Baudelaire medita. No seu poema “Elevação” ele quer voar sobre pântanos e descampados, sobre o céu e o mar, sobre mesmo o sol, muito além do horizonte do visto no visível, para além das estrelas, para purificar-se de saber, para beber o licor do fogo do saber que ocupa os espaços que tudo permeia, nos vazios que  dão conta de tudo.
Mas a arte do poema está em sua excelente tradução, de Jamil Almansur Haddad.


Por sobre os pantanais, por sobre os descampados,
Por sobre o éter e o mar, por sobre o bosque e o monte,
E muito além do sol, muito além do horizonte,
Para além dos confins dos longes estrelados,

Meu espírito, vais, todos os céus te movem,
Como um bom nadador cais em delíquio na onda,
Sulcas alegremente a imensidão redonda,
Levado por volúpia indizível e jovem.

Bem longe deves voar destes miasmas tão baços;
Vai te purificar por um ar superior,
E bebe, como um puro e divino licor, 
O claro fogo que enche os límpidos espaços.

E por trás do pesar e dos tédios terrenos
Que gravam de seu peso a existência brumosa,
Feliz este que pode e de asa vigorosa
Lançar-se para os céus lúcidos e serenos!

Este cujo pensar, como a andorinha, muda
Para o céu da manha num vôo ascensional,
Que plana sobre a vida, a entender afinal
A linguagem da flor e da matéria muda! 


(Trad. Jamil Almansur Haddad)


Élévation

Au-dessus des étangs, au-dessus des vallées,
Des montagnes, des bois, des nuages, des mers,
Par delà le soleil, par delà les éthers,
Par delà les confins des sphères étoilées,
Mon esprit, tu te meus avec agilité,
Et, comme un bon nageur qui se pâme dans l'onde,
Tu sillonnes gaiement l'immensité profonde
Avec une indicible et mâle volupté.
Envole-toi bien loin de ces miasmes morbides;
Va te purifier dans l'air supérieur,
Et bois, comme une pure et divine liqueur,
Le feu clair qui remplit les espaces limpides.
Derrière les ennuis et les vastes chagrins
Qui chargent de leur poids l'existence brumeuse,
Heureux celui qui peut d'une aile vigoureuse
S'élancer vers les champs lumineux et sereins;
Celui dont les pensers, comme des alouettes,
Vers les cieux le matin prennent un libre essor,
— Qui plane sur la vie, et comprend sans effort
Le langage des fleurs et des choses muettes!

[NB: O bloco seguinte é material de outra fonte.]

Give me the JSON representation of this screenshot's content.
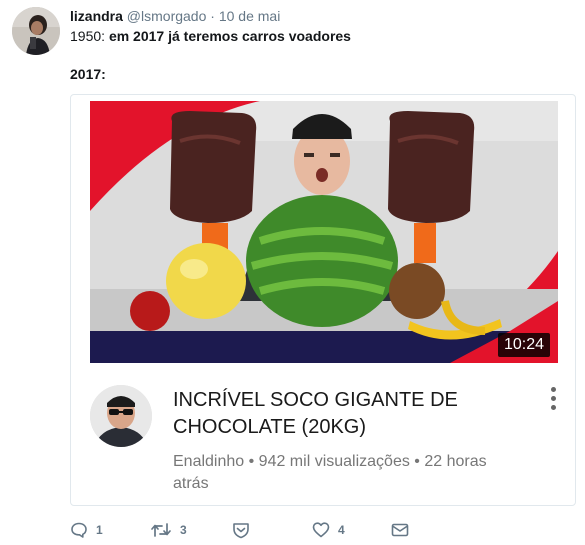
{
  "tweet": {
    "name": "lizandra",
    "handle": "@lsmorgado",
    "separator": "·",
    "date": "10 de mai",
    "line1_prefix": "1950: ",
    "line1_bold": "em 2017 já teremos carros voadores",
    "line2": "2017:"
  },
  "card": {
    "duration": "10:24",
    "title": "INCRÍVEL SOCO GIGANTE DE CHOCOLATE (20KG)",
    "meta": "Enaldinho • 942 mil visualizações • 22 horas atrás"
  },
  "actions": {
    "reply_count": "1",
    "retweet_count": "3",
    "like_count": "4"
  },
  "colors": {
    "accent_red": "#e3132b",
    "navy": "#1c1a4f",
    "action_gray": "#657786"
  },
  "icons": [
    "reply-icon",
    "retweet-icon",
    "shield-icon",
    "heart-icon",
    "envelope-icon",
    "more-vertical-icon"
  ]
}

Encontrei uma tradução que não diz de quem é, tradução apócrifa na Internet, muito boa e um pouco mais baudelaireana:

Por sobre os pantanais, os vales orvalhados,
As montanhas, os bosques, as nuvens, os mares,
Para além do íngneo sol e do éter que há nos ares,
Para além dos confins dos tetos estrelados,

Flutuas, meu espírito, ágil peregrino,
E, como um nadador que nas águas afunda,
Sulcas alegremente a imensidão profunda
Com um lascivo e fluido gozo masculino.

Vai mais, vai mais além do lodo repelente,
Vai te purificar onde o ar se faz mais fino,
E bebe, qual licor translúcido e divino,
O puro fogo que enche o espaço transparente.

Depois do tédio e dos desgostos e das penas
Que gravam com seu peso a vida dolorosa,
Feliz daquele a quem uma asa vigorosa
Pode lançar às várzeas claras e serenas;

Aquele que, ao pensar, qual pássaro veloz,
De manhã rumo aos céus liberto se distende,
Que paira sobre a vida e sem esforço entende
A linguagem da flor e das coisas sem voz!